Few individuals have as much influence on drug policy in the United States as Nora Volkow, Director of the National Institute on Drug Abuse (NIDA), whose tenure at the head of the federal government’s top drug research institution started in 2003. In a new interview, Dr. Volkow came to admit that she was wrong about her expectations relating to the legalization of marijuana and that pro-legalization advocates were in the right.

“People were saying that if you legalize marijuana, you’re going to see this explosion in adolescent use, and I think you were part of that group saying that. I was more right than you were,” Ethan Nadelmann, founder of Drug Policy Alliance and pro-marijuana activist, challenged Volkow on his show.

Volkow acquiesced, admitting, “I was expecting the use of marijuana among adolescents to go up, but overall, it hasn’t.” As Nadelmann rightfully points out, marijuana has been easily accessible to teenagers for decades, even when it is fully illegal, with surveys showing that roughly 80% of high school seniors have had easy access to it during prohibition. Teenagers who want to get high will get high, and the law is not going to stop them; what might stop them is the fact that cannabis supplies are moved out of the hands of illegal dealers and into the hands of lawful dispensaries turning away underaged customers after legalization.

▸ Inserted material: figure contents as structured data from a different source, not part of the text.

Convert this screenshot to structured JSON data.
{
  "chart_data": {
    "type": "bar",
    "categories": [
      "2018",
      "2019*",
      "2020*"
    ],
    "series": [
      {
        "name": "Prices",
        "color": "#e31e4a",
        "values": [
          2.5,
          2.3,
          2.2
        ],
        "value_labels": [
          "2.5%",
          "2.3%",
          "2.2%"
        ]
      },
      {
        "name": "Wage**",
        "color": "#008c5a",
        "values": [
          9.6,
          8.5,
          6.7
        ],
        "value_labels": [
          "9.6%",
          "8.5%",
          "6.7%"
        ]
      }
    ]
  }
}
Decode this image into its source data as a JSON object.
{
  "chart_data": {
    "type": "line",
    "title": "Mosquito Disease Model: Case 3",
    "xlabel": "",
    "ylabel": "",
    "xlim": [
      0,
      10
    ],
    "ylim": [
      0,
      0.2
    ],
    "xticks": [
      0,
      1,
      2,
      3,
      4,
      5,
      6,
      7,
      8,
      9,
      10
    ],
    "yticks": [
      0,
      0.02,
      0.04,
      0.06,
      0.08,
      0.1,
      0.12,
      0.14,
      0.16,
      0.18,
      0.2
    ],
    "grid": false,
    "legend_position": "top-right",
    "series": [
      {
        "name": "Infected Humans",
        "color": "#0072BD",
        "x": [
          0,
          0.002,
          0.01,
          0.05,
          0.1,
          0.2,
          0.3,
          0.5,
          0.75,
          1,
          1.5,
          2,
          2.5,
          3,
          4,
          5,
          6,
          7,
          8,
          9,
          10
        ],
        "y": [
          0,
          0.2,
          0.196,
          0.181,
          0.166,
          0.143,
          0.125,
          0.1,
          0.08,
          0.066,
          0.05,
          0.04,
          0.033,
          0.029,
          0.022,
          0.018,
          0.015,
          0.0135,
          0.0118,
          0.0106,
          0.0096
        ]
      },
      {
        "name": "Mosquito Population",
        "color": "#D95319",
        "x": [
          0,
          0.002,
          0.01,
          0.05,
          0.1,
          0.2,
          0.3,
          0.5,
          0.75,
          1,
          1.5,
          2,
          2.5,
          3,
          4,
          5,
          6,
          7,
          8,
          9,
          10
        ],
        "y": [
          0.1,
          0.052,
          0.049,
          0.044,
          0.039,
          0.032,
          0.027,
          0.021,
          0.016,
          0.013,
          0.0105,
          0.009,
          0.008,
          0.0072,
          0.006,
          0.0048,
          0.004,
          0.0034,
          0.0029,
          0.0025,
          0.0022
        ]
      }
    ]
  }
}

One central tenet of prohibitionist policy is the belief that legalizing marijuana would lead to an increase in usage, but also fear that it would mean more impaired drivers on the roads, more addicts among the youth, more crimes across the state and more drug-related injuries and deaths. The exact opposite is true, as practically every study on the topic points out. “Researchers are identifying policies across the states as to how they are legalizing marijuana,” says Volkow. “As you look through the states, you see that the adverse effects of marijuana use are much worse in some states, whereas states that have legalized it actually have better outcomes.”